- Suite for solo cello No. 1 in G major, BWV 1007
- Suite for solo cello No. 3 in C major, BWV 1009
- Suite for solo cello No. 5 in C minor, BWV 1011
- Ricercar for cello solo No. 1 in G minor
- Ricercar for cello solo No. 3 in D major
- Ricercar for cello solo No. 5 in C major
American cellist Benjamin Whitcomb attracts attention with seemingly contradictory statements at the beginning of his booklet notes for this recording of three of Bach's suites for unaccompanied cello.
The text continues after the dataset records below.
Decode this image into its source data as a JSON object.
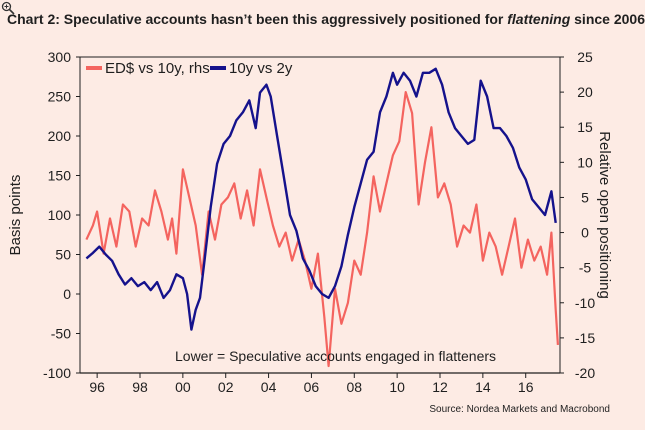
{
  "title": {
    "before": "Chart 2: Speculative accounts hasn’t been this aggressively positioned for ",
    "emph": "flattening",
    "after": " since 2006"
  },
  "source": "Source: Nordea Markets and Macrobond",
  "icons": {
    "zoom": "magnifier-plus-icon"
  },
  "colors": {
    "ed": "#f4645f",
    "spread": "#15128c",
    "background": "#fdebe4",
    "axis": "#1f1f1f"
  },
  "chart_data": {
    "type": "line",
    "title": "Chart 2: Speculative accounts hasn’t been this aggressively positioned for flattening since 2006",
    "ylabel": "Basis points",
    "y2label": "Relative open positioning",
    "ylim": [
      -100,
      300
    ],
    "y2lim": [
      -20,
      25
    ],
    "yticks": [
      -100,
      -50,
      0,
      50,
      100,
      150,
      200,
      250,
      300
    ],
    "y2ticks": [
      -20,
      -15,
      -10,
      -5,
      0,
      5,
      10,
      15,
      20,
      25
    ],
    "xlim": [
      1995.2,
      2017.6
    ],
    "xticks": [
      {
        "v": 1996,
        "label": "96"
      },
      {
        "v": 1998,
        "label": "98"
      },
      {
        "v": 2000,
        "label": "00"
      },
      {
        "v": 2002,
        "label": "02"
      },
      {
        "v": 2004,
        "label": "04"
      },
      {
        "v": 2006,
        "label": "06"
      },
      {
        "v": 2008,
        "label": "08"
      },
      {
        "v": 2010,
        "label": "10"
      },
      {
        "v": 2012,
        "label": "12"
      },
      {
        "v": 2014,
        "label": "14"
      },
      {
        "v": 2016,
        "label": "16"
      }
    ],
    "grid": false,
    "legend_position": "top-left",
    "annotation": "Lower = Speculative accounts engaged in flatteners",
    "series": [
      {
        "name": "ED$ vs 10y, rhs",
        "axis": "right",
        "color": "#f4645f",
        "x": [
          1995.5,
          1995.8,
          1996.0,
          1996.3,
          1996.6,
          1996.9,
          1997.2,
          1997.5,
          1997.8,
          1998.1,
          1998.4,
          1998.7,
          1999.0,
          1999.3,
          1999.5,
          1999.7,
          2000.0,
          2000.3,
          2000.6,
          2000.9,
          2001.2,
          2001.5,
          2001.8,
          2002.1,
          2002.4,
          2002.7,
          2003.0,
          2003.3,
          2003.6,
          2003.9,
          2004.2,
          2004.5,
          2004.8,
          2005.1,
          2005.4,
          2005.7,
          2006.0,
          2006.3,
          2006.6,
          2006.8,
          2007.1,
          2007.4,
          2007.7,
          2008.0,
          2008.3,
          2008.6,
          2008.9,
          2009.2,
          2009.5,
          2009.8,
          2010.1,
          2010.4,
          2010.7,
          2011.0,
          2011.3,
          2011.6,
          2011.9,
          2012.2,
          2012.5,
          2012.8,
          2013.1,
          2013.4,
          2013.7,
          2014.0,
          2014.3,
          2014.6,
          2014.9,
          2015.2,
          2015.5,
          2015.8,
          2016.1,
          2016.4,
          2016.7,
          2017.0,
          2017.2,
          2017.4,
          2017.5
        ],
        "values": [
          -1,
          1,
          3,
          -3,
          2,
          -2,
          4,
          3,
          -2,
          2,
          1,
          6,
          3,
          -1,
          2,
          -3,
          9,
          5,
          1,
          -6,
          3,
          -1,
          4,
          5,
          7,
          2,
          6,
          1,
          9,
          5,
          1,
          -2,
          0,
          -4,
          -1,
          -4,
          -8,
          -3,
          -12,
          -19,
          -8,
          -13,
          -10,
          -4,
          -6,
          0,
          8,
          3,
          7,
          11,
          13,
          20,
          17,
          4,
          10,
          15,
          5,
          7,
          4,
          -2,
          1,
          0,
          4,
          -4,
          0,
          -2,
          -6,
          -2,
          2,
          -5,
          -1,
          -4,
          -2,
          -6,
          0,
          -11,
          -16
        ]
      },
      {
        "name": "10y vs 2y",
        "axis": "left",
        "color": "#15128c",
        "x": [
          1995.5,
          1995.8,
          1996.1,
          1996.4,
          1996.7,
          1997.0,
          1997.3,
          1997.6,
          1997.9,
          1998.2,
          1998.5,
          1998.8,
          1999.1,
          1999.4,
          1999.7,
          2000.0,
          2000.2,
          2000.4,
          2000.6,
          2000.8,
          2001.0,
          2001.3,
          2001.6,
          2001.9,
          2002.2,
          2002.5,
          2002.8,
          2003.1,
          2003.4,
          2003.6,
          2003.9,
          2004.1,
          2004.4,
          2004.7,
          2005.0,
          2005.3,
          2005.6,
          2005.9,
          2006.2,
          2006.5,
          2006.8,
          2007.1,
          2007.4,
          2007.7,
          2008.0,
          2008.3,
          2008.6,
          2008.9,
          2009.2,
          2009.5,
          2009.8,
          2010.0,
          2010.3,
          2010.6,
          2010.9,
          2011.2,
          2011.5,
          2011.8,
          2012.1,
          2012.4,
          2012.7,
          2013.0,
          2013.3,
          2013.6,
          2013.9,
          2014.2,
          2014.5,
          2014.8,
          2015.1,
          2015.4,
          2015.7,
          2016.0,
          2016.3,
          2016.6,
          2016.9,
          2017.2,
          2017.4
        ],
        "values": [
          45,
          52,
          60,
          50,
          42,
          25,
          12,
          20,
          10,
          15,
          5,
          15,
          -5,
          5,
          25,
          20,
          0,
          -45,
          -20,
          -5,
          40,
          110,
          165,
          190,
          200,
          220,
          230,
          245,
          210,
          255,
          265,
          250,
          200,
          150,
          100,
          80,
          45,
          30,
          10,
          0,
          -5,
          10,
          35,
          75,
          110,
          140,
          170,
          180,
          230,
          250,
          280,
          265,
          280,
          270,
          250,
          280,
          280,
          285,
          265,
          230,
          210,
          200,
          190,
          195,
          270,
          250,
          210,
          210,
          200,
          185,
          160,
          145,
          120,
          110,
          100,
          130,
          90
        ]
      }
    ]
  }
}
On one hand he writes of making his own critical editions of the works on the album, "including fingering, bowing, dynamics, phrasing, and tempi." Yet: "At the same time, I have endeavored to perform the works with an almost improvisational freedom that Baroque aesthetic valued and that keeps the music alive." Maybe resolving this contradiction would have been a neat trick, but it's not at all clear that Whitcomb pulls it off. He offers light, rather breezy readings of Bach's suites that don't seem particularly improvisational but do strip away some of the Romantic profundities that Pablo Casals, more than anyone else, attached to these works -- the cello suites, like those for violin, defy categorization as intellectual exercises, virtuoso showpieces, or mystical effusions. In Whitcomb's hands they tread into a fourth area -- they are almost playful. The dance rhythms of the individual movements are not particularly emphasized; doing so might have made Whitcomb's performance a bit more fun. An attraction is the inclusion at the end of three short and rarely heard ricercars for unaccompanied cello of northern Italian composer Domenico Gabrielli -- unconnected with the single-l Gabrielis of the late sixteenth century. These are not ricercars in the earlier sense of the word, denoting a polyphonic ancestor of the fugue, that persisted up to Bach's "Musical Offering, BWV 1079" -- they are light, apparently quasi-improvisational multi-sectional pieces based on dance rhythms, and they are among the earliest works for solo cello. They make a good fit with Whitcomb's Bach readings, and they're especially welcome in that while the ancestors of Bach's solo violin works have been often explored in recent years, the cello repertory still remains largely unknown to general listeners. Such listeners should compare Whitcomb's readings of the main attractions with other weightier recordings, however.